Club Libby Lu
- Industry: Retail
- Founded: August 2000
- Founder: Mary Drolet
- Defunct: Early 2009
- Fate: Liquidation
- Headquarters: United States
- Products: Clothing, makeup, stuffed animals, perfume
- Parent: Saks, Inc.

= Club Libby Lu =

American children's retailer

Club Libby Lu was an experiential/experience-based retailer for young girls ages 4 to 12. Founded by Mary Drolet, a former executive at Claire's and Montgomery Ward, in August 2000, the store chain employed 98 stores in 28 states in the United States before closing in 2009. The stores were named after founder Mary Drolet's childhood imaginary friend.

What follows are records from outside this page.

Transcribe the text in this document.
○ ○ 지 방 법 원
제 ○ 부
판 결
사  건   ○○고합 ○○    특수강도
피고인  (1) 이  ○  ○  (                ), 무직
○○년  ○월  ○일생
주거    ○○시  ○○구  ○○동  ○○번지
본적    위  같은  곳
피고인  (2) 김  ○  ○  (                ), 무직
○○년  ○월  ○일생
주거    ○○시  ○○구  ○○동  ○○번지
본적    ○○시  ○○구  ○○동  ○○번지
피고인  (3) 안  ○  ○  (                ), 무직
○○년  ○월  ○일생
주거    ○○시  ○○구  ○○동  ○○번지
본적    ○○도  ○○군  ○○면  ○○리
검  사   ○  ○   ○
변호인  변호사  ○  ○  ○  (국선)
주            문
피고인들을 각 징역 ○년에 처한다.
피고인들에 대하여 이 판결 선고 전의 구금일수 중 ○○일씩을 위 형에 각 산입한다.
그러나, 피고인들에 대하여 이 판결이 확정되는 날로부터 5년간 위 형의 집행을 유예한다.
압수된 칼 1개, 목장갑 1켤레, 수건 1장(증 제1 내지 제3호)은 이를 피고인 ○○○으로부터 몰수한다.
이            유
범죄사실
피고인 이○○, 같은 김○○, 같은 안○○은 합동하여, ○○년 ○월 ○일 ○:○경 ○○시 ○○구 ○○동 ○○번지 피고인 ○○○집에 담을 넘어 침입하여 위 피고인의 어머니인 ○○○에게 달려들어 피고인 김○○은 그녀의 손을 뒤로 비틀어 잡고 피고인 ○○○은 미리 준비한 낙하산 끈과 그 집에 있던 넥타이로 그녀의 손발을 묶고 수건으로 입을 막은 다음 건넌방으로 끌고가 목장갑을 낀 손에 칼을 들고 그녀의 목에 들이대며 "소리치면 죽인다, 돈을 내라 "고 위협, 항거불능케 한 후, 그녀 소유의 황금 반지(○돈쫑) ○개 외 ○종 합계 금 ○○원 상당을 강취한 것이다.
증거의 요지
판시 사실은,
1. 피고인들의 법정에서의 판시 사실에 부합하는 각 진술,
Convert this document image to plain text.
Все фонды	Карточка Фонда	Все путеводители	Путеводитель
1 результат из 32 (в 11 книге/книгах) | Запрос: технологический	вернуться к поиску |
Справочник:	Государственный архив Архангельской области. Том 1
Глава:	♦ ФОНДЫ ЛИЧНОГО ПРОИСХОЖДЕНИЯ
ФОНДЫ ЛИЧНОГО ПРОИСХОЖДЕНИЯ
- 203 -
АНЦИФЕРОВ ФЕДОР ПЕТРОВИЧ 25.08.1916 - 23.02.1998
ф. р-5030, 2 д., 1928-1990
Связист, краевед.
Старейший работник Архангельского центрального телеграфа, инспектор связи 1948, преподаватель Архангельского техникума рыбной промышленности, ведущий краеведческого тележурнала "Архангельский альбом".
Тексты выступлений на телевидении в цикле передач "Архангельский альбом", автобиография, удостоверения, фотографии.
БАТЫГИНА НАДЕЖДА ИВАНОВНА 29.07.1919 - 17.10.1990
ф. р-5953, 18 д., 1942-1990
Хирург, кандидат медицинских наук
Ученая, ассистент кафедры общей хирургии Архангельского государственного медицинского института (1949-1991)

A makeover cost between $25–$60, depending on the package of choice, and included a full hair updo, nail polish, and makeup. In addition to playing dress-up for the day, Club Libby Lu VIPs (Very Important Princesses) were guided by their Club Counselors over to various sites including a "potion bar" where a VIP could make their own lotion, perfume, fairy dust, or lip gloss, and a Pooch Parlor, where the guests could own stuffed animals of their choice. At the end of every experience, each VIP was encouraged to join the free club, and was given a friendship bracelet.

==History==
Club Libby Lu was opened in 2000 by Mary Drolet and her two partners in a suburban Chicago mall based on the three partners' concepts. In 2003, Saks, Inc. purchased Club Libby Lu when it had 11 stores. 50 locations were opened in 2004. With a bit of advertising by 2005, revenues were about $46 million, a 53% increase over 2004. In 2006, the chain had 87 locations.

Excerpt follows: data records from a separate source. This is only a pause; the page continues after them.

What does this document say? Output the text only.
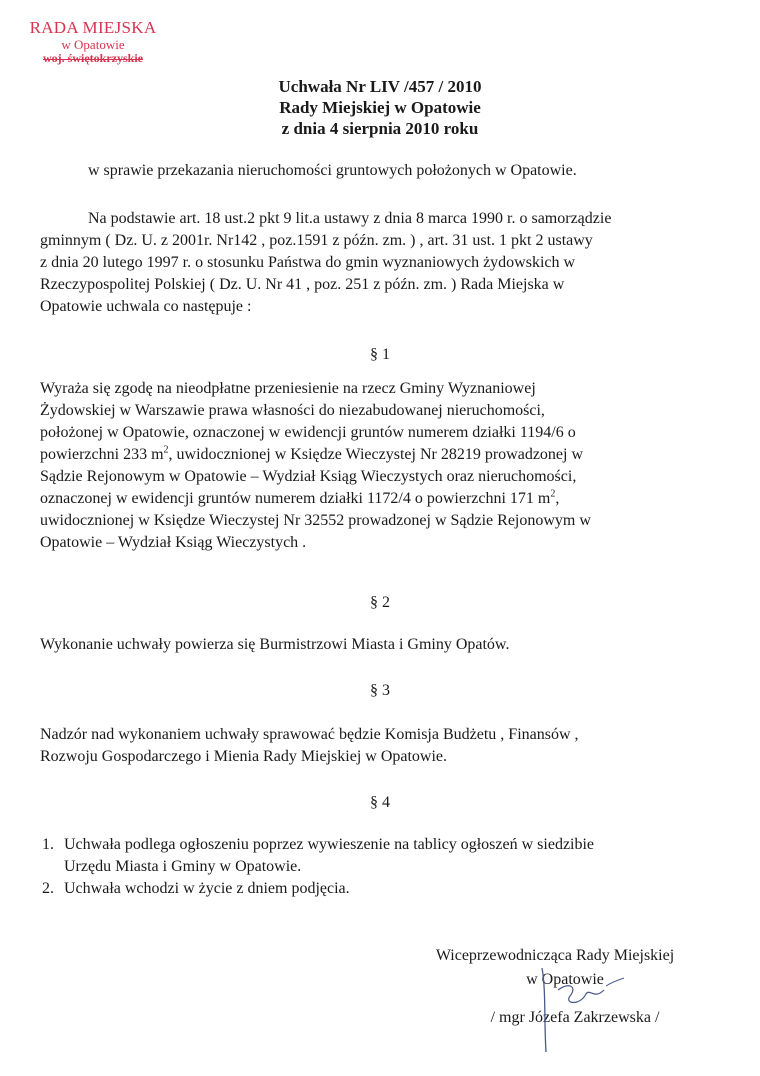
RADA MIEJSKA
w Opatowie
woj. świętokrzyskie
Uchwała Nr LIV /457 / 2010
Rady Miejskiej w Opatowie
z dnia 4 sierpnia 2010 roku
w sprawie przekazania nieruchomości gruntowych położonych w Opatowie.
Na podstawie art. 18 ust.2 pkt 9 lit.a ustawy z dnia 8 marca 1990 r. o samorządzie
gminnym ( Dz. U. z 2001r. Nr142 , poz.1591 z późn. zm. ) , art. 31 ust. 1 pkt 2 ustawy
z dnia 20 lutego 1997 r. o stosunku Państwa do gmin wyznaniowych żydowskich w
Rzeczypospolitej Polskiej ( Dz. U. Nr 41 , poz. 251 z późn. zm. ) Rada Miejska w
Opatowie uchwala co następuje :
§ 1
Wyraża się zgodę na nieodpłatne przeniesienie na rzecz Gminy Wyznaniowej
Żydowskiej w Warszawie prawa własności do niezabudowanej nieruchomości,
położonej w Opatowie, oznaczonej w ewidencji gruntów numerem działki 1194/6 o
powierzchni 233 $m^2$, uwidocznionej w Księdze Wieczystej Nr 28219 prowadzonej w
Sądzie Rejonowym w Opatowie – Wydział Ksiąg Wieczystych oraz nieruchomości,
oznaczonej w ewidencji gruntów numerem działki 1172/4 o powierzchni 171 $m^2$,
uwidocznionej w Księdze Wieczystej Nr 32552 prowadzonej w Sądzie Rejonowym w
Opatowie – Wydział Ksiąg Wieczystych .
§ 2
Wykonanie uchwały powierza się Burmistrzowi Miasta i Gminy Opatów.
§ 3
Nadzór nad wykonaniem uchwały sprawować będzie Komisja Budżetu , Finansów ,
Rozwoju Gospodarczego i Mienia Rady Miejskiej w Opatowie.
§ 4
1. Uchwała podlega ogłoszeniu poprzez wywieszenie na tablicy ogłoszeń w siedzibie
Urzędu Miasta i Gminy w Opatowie.
2. Uchwała wchodzi w życie z dniem podjęcia.
Wiceprzewodnicząca Rady Miejskiej
w Opatowie
/ mgr Józefa Zakrzewska /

Two former Club Libby Lu customers, Priscilla Ceballos of Garland, Texas and her then-6-year-old daughter Alexis Menjivar, made national headlines in late December 2007 when Ceballos forced Alexis to write a fake essay about her father named Jonathon Menjivar as part of a contest held by the company where the winner would receive a Grand Prize of four tickets to a Hannah Montana concert in Albany, New York. In the essay, Priscilla explained that her husband Jonathon died in Iraq via a roadside bomb while serving in the army. While Alexis was getting a makeover in preparation for the concert at the Club Libby Lu store in Garland, reporter Byron Harris of ABC affiliate WFAA in Dallas went to the store as part of an investigation for the station and informed Ceballos that there was no man by that name who had ever served in the military or died in Iraq. After the story surfaced and gained national attention, Alexis was disqualified and the tickets were awarded to another winner, who was not identified.

In early November 2008, parent company Saks Incorporated announced that due to the dismal state of the economy they would be closing all 98 locations.